図3 慣行作業と小苗作業の作業時間の推移
 また、軽労化では、採苗時のハウス内での作業時間が極端に短い(同6分以下)ため、一斉採苗後の作業は、涼しいところで、椅子やコンテナに腰かけた楽な姿勢で行うことができる。また、植え付けでも、屈んだ姿勢での作業は少なくなり、かつ作業時間も短縮され、生産者からは好評である。実証における問題点は、小苗栽培に不慣れであるということである。種いもの伏せ込みから養液育苗の管理までは、慣行栽培とは大きく異なることから、慣れるのには数回(つまり数年)の経験が必要と感じた。ただし、小苗用移植機のベースが半自動野菜移植機であるため植え付けは早く慣れるようで、2回目から単独で作業を行えるようになる。

 縦伏せ込みは、発芽勢が良く、苗床造成の技術だけでもすぐに入れたいと希望される生産者もいる。

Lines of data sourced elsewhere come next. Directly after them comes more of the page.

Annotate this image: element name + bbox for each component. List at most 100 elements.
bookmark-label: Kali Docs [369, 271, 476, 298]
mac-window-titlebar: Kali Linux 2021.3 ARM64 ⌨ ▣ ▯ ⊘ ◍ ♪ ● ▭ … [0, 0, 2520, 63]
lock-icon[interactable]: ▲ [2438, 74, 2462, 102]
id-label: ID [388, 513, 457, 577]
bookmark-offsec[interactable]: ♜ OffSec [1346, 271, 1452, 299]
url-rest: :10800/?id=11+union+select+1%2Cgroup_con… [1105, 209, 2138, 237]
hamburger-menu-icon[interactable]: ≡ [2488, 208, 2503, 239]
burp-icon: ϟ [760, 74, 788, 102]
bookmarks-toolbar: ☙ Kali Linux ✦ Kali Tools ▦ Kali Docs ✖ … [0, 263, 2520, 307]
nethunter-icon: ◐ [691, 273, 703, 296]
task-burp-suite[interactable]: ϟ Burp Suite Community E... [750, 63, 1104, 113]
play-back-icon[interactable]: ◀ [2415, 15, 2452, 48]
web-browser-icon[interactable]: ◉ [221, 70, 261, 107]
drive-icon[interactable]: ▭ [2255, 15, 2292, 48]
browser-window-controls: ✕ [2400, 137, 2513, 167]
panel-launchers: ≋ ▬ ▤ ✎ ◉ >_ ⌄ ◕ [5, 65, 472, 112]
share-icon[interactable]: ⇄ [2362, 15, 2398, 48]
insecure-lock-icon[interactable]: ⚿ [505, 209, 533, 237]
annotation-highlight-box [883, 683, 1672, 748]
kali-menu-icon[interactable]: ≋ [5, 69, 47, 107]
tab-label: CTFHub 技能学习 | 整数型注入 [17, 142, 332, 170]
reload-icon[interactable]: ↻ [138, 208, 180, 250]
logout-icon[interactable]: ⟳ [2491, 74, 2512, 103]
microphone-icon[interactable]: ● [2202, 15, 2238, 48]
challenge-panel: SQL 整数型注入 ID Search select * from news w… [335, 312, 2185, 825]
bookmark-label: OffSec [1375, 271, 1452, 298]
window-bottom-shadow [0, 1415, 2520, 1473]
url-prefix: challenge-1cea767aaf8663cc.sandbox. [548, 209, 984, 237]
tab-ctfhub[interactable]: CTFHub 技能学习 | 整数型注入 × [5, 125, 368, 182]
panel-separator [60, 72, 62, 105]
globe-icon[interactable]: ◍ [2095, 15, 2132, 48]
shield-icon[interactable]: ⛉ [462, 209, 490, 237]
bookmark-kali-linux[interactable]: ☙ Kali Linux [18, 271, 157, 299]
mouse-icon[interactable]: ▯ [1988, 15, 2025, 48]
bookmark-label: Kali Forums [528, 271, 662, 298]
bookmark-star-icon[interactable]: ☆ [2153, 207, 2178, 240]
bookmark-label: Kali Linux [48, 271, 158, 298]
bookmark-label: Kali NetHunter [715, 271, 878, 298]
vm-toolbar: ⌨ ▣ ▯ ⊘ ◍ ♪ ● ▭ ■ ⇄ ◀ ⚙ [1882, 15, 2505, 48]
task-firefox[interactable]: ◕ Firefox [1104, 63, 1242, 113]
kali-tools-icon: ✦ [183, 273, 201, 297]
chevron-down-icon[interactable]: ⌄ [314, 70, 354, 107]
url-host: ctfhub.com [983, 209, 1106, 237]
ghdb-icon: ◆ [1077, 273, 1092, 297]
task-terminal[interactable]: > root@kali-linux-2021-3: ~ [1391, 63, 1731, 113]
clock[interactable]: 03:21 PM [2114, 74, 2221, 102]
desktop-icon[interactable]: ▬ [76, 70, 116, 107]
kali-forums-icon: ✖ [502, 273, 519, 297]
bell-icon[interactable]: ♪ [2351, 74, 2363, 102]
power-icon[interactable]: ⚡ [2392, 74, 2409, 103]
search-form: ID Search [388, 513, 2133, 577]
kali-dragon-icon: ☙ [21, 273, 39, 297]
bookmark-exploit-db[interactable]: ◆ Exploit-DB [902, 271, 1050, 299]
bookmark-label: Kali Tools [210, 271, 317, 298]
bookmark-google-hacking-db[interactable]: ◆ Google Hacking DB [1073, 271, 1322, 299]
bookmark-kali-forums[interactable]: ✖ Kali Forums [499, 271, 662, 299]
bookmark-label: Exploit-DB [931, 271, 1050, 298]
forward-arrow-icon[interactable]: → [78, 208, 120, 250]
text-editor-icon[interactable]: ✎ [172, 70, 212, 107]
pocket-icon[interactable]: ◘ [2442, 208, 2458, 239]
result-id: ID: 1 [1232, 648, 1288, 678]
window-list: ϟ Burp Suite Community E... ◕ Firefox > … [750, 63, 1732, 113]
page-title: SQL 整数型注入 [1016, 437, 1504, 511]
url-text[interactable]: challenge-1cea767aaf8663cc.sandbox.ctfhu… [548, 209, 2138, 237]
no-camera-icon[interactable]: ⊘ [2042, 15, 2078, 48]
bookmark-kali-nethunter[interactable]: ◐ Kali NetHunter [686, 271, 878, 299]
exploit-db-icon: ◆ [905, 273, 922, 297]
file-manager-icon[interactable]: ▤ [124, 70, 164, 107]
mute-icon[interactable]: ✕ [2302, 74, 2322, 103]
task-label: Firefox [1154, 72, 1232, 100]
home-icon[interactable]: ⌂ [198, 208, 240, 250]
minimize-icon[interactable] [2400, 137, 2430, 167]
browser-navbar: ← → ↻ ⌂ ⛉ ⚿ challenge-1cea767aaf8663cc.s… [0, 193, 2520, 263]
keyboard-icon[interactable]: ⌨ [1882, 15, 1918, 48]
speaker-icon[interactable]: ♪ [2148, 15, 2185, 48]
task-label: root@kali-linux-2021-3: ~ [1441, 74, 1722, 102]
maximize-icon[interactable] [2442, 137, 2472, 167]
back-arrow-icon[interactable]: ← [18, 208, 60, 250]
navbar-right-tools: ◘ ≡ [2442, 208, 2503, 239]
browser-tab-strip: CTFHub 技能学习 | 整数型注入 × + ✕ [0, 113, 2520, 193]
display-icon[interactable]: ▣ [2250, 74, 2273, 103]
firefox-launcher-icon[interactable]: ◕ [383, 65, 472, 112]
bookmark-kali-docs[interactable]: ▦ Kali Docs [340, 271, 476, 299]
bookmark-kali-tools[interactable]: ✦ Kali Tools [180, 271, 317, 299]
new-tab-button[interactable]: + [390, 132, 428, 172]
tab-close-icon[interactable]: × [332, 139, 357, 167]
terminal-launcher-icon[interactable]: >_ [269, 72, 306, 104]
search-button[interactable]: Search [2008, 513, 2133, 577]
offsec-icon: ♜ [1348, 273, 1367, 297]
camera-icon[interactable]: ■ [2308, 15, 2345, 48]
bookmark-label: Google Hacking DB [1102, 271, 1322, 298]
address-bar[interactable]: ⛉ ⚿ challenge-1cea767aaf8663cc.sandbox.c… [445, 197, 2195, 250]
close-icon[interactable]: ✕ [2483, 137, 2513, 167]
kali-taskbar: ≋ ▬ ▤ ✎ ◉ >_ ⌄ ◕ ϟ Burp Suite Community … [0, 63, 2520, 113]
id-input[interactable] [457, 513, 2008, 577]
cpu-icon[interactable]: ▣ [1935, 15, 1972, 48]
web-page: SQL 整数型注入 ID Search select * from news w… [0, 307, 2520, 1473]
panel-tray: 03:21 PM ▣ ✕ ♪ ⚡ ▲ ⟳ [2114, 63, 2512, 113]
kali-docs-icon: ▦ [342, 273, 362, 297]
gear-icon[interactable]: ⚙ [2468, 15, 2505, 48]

このような意見をいただくと、すべての技術を一度に入れる必要はないと思われる。

おわりに

 苗床造成機、穴あけ機、一斉採苗機および調製機は市販化されており、小苗用移植機についても技術的にも完成している。今後は、さらに生産者での実証を通して小苗栽培の効果を明らかにし、かんしょ小苗の普及を目指していきたい。